Semua orang ternganga melihat pemandangan tersebut. Sebuah spatula melayang membentur dinding dapur.
"Bagaimana bahan paling krusial bisa habis, sialan?!"
"Sedang dimasak, chef."
"Aku tidak peduli apapun alasannya. Mau sedang dimasak atau tidak, nasinya tetap tidak ada!"
"Maaf."
"Tidak berguna kata maafmu!"
Sumpah serapah terus ia lontarkan. Memang kehidupannya yang dulu lebih mudah. Jika saja Kushina dan Minato tidak mengancam nya untuk pulang, ia pasti masih di Paris sekarang.
"Ambil air panas lalu didihkan di kompor. Gunakan air itu untuk memasak beras di rice cooker."
"Baik, chef."
Waktu berjalan dengan sangat cepat. Waktu sarapan sudah hampir usai. Meskipun demikian, ia tidak melonggarkan fokusnya sedikitpun.

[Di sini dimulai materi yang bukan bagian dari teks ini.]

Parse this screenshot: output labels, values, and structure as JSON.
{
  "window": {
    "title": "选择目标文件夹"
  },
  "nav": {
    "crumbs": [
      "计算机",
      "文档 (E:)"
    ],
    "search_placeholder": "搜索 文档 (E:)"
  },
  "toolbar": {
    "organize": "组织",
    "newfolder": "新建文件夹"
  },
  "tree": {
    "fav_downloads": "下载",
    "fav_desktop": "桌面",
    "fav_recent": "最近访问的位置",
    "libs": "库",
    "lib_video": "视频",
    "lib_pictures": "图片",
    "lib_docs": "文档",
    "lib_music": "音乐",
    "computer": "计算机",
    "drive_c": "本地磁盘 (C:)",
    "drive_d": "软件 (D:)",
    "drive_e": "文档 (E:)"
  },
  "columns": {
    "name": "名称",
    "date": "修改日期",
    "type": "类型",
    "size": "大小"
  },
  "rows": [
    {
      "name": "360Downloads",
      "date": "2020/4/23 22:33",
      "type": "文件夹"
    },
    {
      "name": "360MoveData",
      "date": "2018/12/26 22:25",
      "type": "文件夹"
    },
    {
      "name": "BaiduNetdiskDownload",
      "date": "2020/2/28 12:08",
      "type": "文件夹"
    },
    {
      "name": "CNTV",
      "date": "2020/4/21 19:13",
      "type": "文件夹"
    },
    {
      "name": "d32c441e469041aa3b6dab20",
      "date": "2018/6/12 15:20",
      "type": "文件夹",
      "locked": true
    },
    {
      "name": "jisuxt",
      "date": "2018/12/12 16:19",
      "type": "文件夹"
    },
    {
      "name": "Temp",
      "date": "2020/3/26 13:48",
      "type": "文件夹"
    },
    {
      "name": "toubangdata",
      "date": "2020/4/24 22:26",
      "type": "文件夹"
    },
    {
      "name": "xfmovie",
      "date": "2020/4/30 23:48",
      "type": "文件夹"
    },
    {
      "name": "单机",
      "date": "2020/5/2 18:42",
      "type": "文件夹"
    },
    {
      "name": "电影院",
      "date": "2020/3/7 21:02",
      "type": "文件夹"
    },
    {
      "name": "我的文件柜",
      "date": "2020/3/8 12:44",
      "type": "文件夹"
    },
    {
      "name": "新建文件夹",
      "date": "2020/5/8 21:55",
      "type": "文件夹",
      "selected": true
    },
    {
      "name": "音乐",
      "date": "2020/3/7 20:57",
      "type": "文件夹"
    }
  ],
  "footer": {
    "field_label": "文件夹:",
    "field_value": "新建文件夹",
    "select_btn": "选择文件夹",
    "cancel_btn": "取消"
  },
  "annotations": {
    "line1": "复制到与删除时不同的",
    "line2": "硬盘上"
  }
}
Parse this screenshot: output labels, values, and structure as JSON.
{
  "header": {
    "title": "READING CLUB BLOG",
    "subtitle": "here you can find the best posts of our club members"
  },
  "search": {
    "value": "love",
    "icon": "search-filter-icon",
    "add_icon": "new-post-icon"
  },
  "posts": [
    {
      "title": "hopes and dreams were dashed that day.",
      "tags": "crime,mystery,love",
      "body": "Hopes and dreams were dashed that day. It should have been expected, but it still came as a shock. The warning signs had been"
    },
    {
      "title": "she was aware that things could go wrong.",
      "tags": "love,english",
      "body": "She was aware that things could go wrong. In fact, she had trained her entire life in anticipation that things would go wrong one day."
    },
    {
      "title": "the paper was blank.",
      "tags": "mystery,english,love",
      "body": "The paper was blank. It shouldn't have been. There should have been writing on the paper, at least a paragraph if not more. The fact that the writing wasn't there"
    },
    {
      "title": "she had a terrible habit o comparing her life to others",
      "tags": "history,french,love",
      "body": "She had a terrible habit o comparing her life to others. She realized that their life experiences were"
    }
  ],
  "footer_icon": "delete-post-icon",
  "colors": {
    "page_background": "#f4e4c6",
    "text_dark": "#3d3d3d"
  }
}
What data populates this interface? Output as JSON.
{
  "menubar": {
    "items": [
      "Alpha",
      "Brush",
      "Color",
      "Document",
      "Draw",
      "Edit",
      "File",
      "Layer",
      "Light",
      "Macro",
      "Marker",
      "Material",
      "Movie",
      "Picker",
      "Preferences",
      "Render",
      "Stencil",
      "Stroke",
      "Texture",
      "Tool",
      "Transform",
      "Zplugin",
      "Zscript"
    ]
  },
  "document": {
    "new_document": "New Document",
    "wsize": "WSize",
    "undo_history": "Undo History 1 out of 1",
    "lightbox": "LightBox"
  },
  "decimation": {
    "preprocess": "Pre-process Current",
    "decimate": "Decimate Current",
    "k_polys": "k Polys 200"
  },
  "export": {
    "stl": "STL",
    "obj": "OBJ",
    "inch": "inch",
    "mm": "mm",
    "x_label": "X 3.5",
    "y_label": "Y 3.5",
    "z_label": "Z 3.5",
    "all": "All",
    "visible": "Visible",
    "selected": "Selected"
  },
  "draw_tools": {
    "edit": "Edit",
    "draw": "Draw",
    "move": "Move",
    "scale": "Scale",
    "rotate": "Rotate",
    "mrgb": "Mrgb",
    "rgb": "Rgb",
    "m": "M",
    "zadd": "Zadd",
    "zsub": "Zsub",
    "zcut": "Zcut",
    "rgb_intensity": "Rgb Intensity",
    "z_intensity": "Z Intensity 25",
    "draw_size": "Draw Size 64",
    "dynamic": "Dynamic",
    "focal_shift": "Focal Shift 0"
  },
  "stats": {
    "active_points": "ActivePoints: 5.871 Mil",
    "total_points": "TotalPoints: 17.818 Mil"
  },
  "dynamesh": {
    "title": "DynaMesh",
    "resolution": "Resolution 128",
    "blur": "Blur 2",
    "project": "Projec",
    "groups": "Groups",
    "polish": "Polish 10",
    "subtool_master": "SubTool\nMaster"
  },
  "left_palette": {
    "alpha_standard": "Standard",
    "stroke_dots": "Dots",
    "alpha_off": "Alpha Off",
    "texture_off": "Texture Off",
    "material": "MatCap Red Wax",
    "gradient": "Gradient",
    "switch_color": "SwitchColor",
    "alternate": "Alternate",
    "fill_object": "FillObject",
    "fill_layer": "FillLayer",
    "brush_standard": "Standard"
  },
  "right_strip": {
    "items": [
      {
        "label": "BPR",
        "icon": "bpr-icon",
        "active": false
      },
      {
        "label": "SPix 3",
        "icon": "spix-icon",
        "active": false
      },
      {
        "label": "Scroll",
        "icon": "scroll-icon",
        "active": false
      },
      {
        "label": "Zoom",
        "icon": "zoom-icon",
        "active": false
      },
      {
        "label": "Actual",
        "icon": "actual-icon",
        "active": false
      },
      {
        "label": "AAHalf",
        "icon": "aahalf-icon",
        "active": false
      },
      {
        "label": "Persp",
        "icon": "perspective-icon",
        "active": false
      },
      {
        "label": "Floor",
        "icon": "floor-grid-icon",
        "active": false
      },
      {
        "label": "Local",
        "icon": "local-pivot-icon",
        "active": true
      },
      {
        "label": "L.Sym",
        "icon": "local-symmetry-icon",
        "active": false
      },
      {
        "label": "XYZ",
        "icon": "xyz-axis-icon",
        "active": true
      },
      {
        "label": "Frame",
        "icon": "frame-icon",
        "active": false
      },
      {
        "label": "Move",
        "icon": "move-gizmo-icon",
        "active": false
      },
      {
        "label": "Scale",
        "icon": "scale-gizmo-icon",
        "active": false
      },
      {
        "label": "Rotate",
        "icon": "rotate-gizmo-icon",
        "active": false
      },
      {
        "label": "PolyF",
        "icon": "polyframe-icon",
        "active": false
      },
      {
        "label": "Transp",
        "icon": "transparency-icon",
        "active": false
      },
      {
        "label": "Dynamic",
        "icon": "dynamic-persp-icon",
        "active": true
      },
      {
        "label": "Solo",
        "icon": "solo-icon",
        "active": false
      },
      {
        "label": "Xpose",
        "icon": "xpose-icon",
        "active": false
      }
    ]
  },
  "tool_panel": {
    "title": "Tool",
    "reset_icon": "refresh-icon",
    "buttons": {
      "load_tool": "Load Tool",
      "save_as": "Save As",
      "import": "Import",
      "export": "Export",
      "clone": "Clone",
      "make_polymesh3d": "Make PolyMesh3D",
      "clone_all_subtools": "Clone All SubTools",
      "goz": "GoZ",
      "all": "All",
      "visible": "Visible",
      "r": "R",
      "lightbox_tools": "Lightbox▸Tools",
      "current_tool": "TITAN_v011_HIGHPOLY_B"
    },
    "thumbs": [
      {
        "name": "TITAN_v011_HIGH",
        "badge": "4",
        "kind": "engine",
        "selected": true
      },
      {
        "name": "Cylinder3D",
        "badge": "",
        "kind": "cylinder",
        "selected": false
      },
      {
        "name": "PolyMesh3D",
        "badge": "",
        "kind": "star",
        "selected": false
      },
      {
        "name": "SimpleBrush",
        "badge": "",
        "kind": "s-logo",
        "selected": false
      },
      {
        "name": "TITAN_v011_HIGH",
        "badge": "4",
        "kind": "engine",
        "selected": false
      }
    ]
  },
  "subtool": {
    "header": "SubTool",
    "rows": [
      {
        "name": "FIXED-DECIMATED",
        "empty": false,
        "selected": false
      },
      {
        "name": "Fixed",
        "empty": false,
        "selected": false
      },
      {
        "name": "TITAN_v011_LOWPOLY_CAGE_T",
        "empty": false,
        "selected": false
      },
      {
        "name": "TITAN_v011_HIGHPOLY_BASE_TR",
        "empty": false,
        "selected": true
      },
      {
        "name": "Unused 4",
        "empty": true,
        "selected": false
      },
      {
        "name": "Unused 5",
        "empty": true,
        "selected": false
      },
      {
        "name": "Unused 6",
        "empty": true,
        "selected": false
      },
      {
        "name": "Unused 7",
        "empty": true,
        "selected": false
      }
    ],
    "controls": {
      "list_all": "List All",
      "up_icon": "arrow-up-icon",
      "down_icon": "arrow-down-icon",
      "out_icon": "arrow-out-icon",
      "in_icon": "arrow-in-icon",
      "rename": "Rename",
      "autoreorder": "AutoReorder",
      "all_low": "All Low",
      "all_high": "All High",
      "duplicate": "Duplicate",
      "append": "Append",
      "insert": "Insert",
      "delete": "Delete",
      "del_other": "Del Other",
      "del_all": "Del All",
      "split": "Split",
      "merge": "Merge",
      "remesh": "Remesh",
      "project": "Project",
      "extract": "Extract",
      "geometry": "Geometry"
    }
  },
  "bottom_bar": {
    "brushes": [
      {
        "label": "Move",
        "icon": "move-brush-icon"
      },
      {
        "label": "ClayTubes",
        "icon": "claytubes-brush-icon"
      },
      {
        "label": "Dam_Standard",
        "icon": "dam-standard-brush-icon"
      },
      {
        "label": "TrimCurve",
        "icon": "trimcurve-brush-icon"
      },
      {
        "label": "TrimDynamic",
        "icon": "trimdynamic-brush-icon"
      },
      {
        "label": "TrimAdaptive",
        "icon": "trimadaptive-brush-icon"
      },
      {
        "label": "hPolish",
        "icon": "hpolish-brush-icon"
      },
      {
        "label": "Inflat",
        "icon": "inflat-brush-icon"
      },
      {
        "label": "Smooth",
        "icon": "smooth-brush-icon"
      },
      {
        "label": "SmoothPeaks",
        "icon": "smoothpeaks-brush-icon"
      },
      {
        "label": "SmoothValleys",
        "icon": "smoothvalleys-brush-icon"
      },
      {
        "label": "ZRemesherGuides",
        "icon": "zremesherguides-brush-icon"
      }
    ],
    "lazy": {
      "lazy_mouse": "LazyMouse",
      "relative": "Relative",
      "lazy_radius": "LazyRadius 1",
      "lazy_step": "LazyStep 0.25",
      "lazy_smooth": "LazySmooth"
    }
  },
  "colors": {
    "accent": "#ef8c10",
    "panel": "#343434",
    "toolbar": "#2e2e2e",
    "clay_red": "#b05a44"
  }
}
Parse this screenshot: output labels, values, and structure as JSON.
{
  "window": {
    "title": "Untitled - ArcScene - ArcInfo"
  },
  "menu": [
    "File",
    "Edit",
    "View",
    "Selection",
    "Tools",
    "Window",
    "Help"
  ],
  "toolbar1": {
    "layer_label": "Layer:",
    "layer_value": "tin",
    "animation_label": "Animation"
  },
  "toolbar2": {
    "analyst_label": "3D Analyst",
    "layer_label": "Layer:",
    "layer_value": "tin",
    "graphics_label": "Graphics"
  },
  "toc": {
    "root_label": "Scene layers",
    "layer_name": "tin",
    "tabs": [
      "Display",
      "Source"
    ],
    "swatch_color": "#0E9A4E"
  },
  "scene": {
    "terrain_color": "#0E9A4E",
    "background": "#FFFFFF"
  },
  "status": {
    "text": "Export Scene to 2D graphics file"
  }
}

"Waktu tinggal sejam lagi. Jika masih ada kesalahan lain, aku benar-benar akan mengevaluasi kalian semua, tanpa terkecuali."
.
.
.
Lelah.
Satu minggu yang lalu, ia baru saja kembali ke Jepang. Menghabiskan hampir setengah dari hidupnya di Paris, terkadang membuatnya berpikir untuk berpindah kewarganegaraan.
Tapi, tentu saja hal itu tidaklah mudah.
Kushina dan Minato tidak pernah mendukung karirnya sampai detik ini. Mereka selalu mendorongnya untuk terjun ke dunia bisnis dan melanjutkan usaha keluarga. Padahal, bisa dikatakan jika ia juga seorang pebisnis. Hanya saja, ia bergerak di bidang kuliner.
Menjadi seorang michelin chef, Naruto sudah memiliki belasan restoran yang tersebar di benua Eropa. Pencapaian tersebut tidaklah mudah mengingat umurnya yang baru memasuki kepala tiga.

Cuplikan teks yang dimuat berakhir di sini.